18. The situation for patients succumbing to neocortical death without brain stem death is very different indeed. This can be caused by a temporary deprivation of oxygen and glucose to the brain, as in a near-drowning accident, so that within minutes the gray matter [neocortex] of the brain is destroyed, while the relatively hardy neurons making up the brain stem are spared. As a consequence, the patient can breathe spontaneously and does not need to be placed on a respirator. The bodies of such patients can then be kept alive indefinitely under intensive care. Call this syndrome ND for short.
19. With the gray matter gone, however, no one survives ND to appreciate this care, for the neocortex subserves conscious functions, and without it personal life ends [at least in this life, to avoid begging religious questions]. In a state of permanent coma, the ND patient is beyond both help and harm, so it can be argued that "breathing corpses" should be declared dead and the breathing stopped to prepare them for burial (Puccetti, 1988).
20. Now if Dennett were right about "narrative richness" being a necessary condition for constituting a human self, the LH patient is no better off than the ND patient. One could argue on this basis that the former should be disposed of too: there is "no one home" in either case. But this conclusion is grossly counterintuitive. Suppose the ND patient receives a visit from a loved one, say his granddaughter. He lies there supinely, breathing away, but nothing the granddaughter does or can do ever gets through to his conscious self, since there is none left.

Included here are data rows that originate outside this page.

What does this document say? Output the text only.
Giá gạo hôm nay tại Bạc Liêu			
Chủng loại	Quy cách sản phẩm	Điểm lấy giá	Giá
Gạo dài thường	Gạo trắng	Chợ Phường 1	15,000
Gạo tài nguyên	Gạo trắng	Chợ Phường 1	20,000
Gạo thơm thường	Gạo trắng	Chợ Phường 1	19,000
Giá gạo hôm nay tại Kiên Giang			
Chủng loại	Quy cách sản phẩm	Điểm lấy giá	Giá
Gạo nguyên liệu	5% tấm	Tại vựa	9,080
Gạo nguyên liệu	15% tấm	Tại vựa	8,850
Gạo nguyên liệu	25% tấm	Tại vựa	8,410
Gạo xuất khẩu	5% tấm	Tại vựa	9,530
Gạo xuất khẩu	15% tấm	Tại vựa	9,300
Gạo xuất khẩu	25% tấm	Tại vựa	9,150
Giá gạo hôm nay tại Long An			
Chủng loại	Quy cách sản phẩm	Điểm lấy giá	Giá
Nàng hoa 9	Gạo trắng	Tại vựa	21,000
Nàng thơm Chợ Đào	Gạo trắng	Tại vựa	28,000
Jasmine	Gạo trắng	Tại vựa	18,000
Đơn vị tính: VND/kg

21. Suppose now, by contrast, the LH patient receives a visit from her grandson. She is seated in a wheelchair. She cannot talk [though she may say "Hello" and give the grandson's name]. She understands only simple language. She is paralysed on the right side of her body and face. But she positively beams during the visit, delighted with photos of family members, the house and pets. And she may even reach out with her left hand to stroke her grandson's arm.
22. Who could possibly recommend medical disposal of the LH patient on a par with the ND patient? [Of course Dennett would not, either: he just hasn't thought through these implications of his own analysis.] There is, however, a lesson to be learned from this. New theories of mind are welcome, but they must not be allowed to override relevant behavioral evidence. Otherwise philosophy becomes a dangerous undertaking.
Bogen, J.E. (1985) The Callosal Syndromes. In: Clinical Neurology. 2nd Ed. Oxford University Press: Oxford: 295-338.
Dennett, D.C (1991) Consciousness Explained. Boston: Little, Brown.
De Sousa, R. (1976) Rational Homunculi. In: A.O. Rorty (ed.) The Identity of Persons. University of California Press: Berkeley: 217-238.
Gazzaniga, M.S. (1970) The Bisected Brain. Appleton-Century-Crofts: New York.
Gazzaniga, M.S. (1978) Is Seeing Believing: Notes on Clinical Recovery. In: S. Finger, (ed.) Recovery from Brain Damage: Research and Theory. Plenum Press: New York: 409-414.
Gazzaniga, M.S. and Ledoux, J.E. (1978) The Integrated Mind. Plenum Press: New York.
Levy, J. (1989) Address to the Department of Psychology. Dalhousie University.
Puccetti, R. (1988) Does Anyone Survive Neocortical Death? In: R. M. Zaner (ed.) Death: Beyond Whole-Brain Criteria. Kluver Academic Publishers: Dordrecht: 75-90.
Smith, A. (1966) Speech and Other Functions after Left (Dominant) Hemispherectomy. Journal of Neurology, Neurosurgery and Psychiatry 29: 467-471.